No conto “O Sonho de Um Homem Ridículo de 1877” [1]Fiodor Dostoievski – O Sonho de Um Homem Ridículo. Editora: Antofágica 1ª edição 2021. , do romancista russo Fiódor Dostoiévski (1821-1881), o protagonista e narrador é alguém que apresenta, para ser misericordioso, uma visão de mundo caoticamente niilista e deplorável. Quando chegamos ao clímax do conto o personagem tem um sonho e, a partir das reflexões advindas desse sonho, uma epifania existencial lhe toma de assalto, e todas (ou quase todas) as características de conduta desprezíveis desaparecem ou são bastante atenuadas, mas o foco do nosso mergulho será exatamente nessas características miseráveis.
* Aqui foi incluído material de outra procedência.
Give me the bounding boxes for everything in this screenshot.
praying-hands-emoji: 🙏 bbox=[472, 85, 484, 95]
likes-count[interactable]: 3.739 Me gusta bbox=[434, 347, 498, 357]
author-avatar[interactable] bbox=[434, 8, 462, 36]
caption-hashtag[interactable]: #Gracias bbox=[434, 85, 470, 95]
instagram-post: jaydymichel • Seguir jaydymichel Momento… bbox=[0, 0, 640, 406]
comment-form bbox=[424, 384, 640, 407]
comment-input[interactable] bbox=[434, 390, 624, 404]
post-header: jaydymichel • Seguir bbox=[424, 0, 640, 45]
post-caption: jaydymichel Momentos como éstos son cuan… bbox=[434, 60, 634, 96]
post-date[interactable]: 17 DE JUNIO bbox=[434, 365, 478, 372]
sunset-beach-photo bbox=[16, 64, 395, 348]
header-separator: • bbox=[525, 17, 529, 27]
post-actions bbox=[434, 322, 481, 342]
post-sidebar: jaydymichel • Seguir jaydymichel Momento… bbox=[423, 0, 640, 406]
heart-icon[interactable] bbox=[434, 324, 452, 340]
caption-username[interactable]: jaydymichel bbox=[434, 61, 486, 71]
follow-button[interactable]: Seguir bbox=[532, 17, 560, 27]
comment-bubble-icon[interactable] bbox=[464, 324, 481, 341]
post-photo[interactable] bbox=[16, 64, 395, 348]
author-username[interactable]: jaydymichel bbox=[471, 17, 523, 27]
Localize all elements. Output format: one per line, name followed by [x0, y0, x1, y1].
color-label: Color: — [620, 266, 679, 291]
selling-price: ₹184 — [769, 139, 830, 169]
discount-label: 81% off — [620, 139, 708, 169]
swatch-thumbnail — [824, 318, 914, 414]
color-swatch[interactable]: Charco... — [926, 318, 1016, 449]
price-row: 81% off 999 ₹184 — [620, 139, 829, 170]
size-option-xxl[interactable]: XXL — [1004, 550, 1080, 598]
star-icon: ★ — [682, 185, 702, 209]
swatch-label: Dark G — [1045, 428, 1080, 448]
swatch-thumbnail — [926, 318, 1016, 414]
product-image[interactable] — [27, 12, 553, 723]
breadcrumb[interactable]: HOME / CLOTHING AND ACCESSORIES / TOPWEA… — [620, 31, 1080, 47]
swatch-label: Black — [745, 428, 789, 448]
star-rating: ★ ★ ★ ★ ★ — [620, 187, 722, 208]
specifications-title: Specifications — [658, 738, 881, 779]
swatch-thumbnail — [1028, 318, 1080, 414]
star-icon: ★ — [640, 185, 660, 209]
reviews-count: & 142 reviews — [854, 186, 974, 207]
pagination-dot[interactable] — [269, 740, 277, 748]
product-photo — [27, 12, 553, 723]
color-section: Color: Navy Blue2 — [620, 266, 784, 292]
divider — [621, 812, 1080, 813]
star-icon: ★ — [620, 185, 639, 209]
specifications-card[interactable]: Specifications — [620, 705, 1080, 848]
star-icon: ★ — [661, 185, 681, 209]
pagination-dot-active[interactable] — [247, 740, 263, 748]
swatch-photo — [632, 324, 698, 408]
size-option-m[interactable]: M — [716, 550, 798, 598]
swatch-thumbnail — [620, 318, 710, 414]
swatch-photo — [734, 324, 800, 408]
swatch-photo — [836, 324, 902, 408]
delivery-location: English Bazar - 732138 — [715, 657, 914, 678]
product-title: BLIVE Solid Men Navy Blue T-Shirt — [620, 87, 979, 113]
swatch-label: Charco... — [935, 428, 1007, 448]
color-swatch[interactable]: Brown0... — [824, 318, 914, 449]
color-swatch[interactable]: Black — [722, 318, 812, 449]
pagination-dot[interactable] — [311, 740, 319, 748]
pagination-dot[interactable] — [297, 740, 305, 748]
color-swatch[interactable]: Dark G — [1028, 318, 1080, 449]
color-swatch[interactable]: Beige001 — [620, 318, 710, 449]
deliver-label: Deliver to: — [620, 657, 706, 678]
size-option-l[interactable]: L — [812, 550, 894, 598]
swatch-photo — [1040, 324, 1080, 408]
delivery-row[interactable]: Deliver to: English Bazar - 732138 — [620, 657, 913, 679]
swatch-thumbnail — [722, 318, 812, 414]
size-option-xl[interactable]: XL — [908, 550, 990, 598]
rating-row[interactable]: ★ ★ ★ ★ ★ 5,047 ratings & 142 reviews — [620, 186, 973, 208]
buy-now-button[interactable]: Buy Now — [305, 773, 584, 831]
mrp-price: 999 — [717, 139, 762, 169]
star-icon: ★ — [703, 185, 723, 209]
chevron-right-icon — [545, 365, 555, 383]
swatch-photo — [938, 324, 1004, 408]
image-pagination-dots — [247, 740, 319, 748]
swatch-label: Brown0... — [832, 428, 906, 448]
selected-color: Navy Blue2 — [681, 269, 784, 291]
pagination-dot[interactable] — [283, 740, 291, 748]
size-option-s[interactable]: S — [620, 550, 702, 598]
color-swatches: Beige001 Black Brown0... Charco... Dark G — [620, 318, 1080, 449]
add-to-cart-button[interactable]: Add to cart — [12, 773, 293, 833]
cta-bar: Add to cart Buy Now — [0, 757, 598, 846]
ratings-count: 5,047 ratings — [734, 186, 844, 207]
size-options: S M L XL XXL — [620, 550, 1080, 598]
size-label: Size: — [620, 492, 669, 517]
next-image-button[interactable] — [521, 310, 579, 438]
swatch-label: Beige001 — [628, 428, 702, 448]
Quem já leu a obra sabe que sua estrutura ficcional é genial e sua estética inebriante – tanto que, a posteriori, intelectuais do século XIX que viriam a se debruçar conceitualmente sobre a temática dos sonhos, como o Dr. Freud [2]Freud – A Interpretação dos Sonhos, Obras completas volume 4. Editora: Companhia das Letras, 1ª edição 2019. (1856-1939), reconheceram o valor que o conto do romancista russo continha não apenas sob os pontos de vista que eu enfatizei, e fiz questão de demonstrar que são nevrálgicos, sem entrar no mérito das conclusões psicanalíticas.
O Homem Ridículo confessa ao leitor partes de sua personalidade, e perspectivas sobre si mesmo, extremamente intimas e nada positivas – como se ele fosse um fiel em um confessionário ou um paciente deitado em um divã de um consultório terapêutico, contando o quão profano ele foi na última segunda-feira (estilística particular da forma doisteviskiana de divagar sobre a psique humana). Isto posto, agora iremos pôr a agulha entre a unha e a carne. Relendo o referido conto de Dostoiévski, eu tenho, nas explanações iniciais sobre o personagem, percepções semelhantes ao reler, apenas a título de exemplo, inúmeros trechos de “A Rebelião das Massas de Ortega y Gasset” [3] Ortega y Gasset – A Rebelião das Massas. Editora: Vide 1ª Edição, 2015. (1883-1955). É como se ambos os autores tivessem escrito as respectivas obras ontem, descrevendo o homem contemporâneo do século XXI com seu iPhone em mãos – porém, com abordagens distintas e analisando aspectos diferentes.
Afirmo aqui que, no início do conto, o Homem Ridículo de Dostoiévski tem uma conduta que, na prática, leva aos mesmos descaminhos do homem da modernidade – mesmo que por motivações diferentes. Todavia, não confundam, tampouco sintam-se ultrajados; eu jamais diria que o cidadão médio tem uma afinidade filosófica consciente com a tradição niilista – que encantou os jovens russos no século XIX – ou que a conduta se aplica, ipsis litteris. A minha afirmação diz respeito às semelhanças práticas entre ambos, que, com uma análise um pouco mais profunda, tornam-se mais palpáveis ao leitor.
Esclarecido isto, demonstrarei de forma análoga em três pontos: o personagem sofre de grande melancolia, comum aos niilistas, e de uma extrema baixa autoestima – paradoxalmente somadas a um sentimento arrogante de quem conhece uma suposta verdade a qual os outros desconhecem, por, supostamente, serem inferiores cognitivamente. Esse tipo de comportamento é percebido quase que instintivamente nas diversas tribos, divididas por algoritmos, que estão presentes nas mídias sociais – onde o cidadão contemporâneo oculta sua baixa autoestima, permitindo que sua individualidade (que tem questões sociais e genéticas singulares) seja absorvida por uma coletividade, que lhe dá um falso suporte psicológico. Coletividade essa que sempre acredita deter uma verdade aquém da capacidade intelectual de outros grupos – seja no âmbito político, social, filosófico, científico institucional, etc.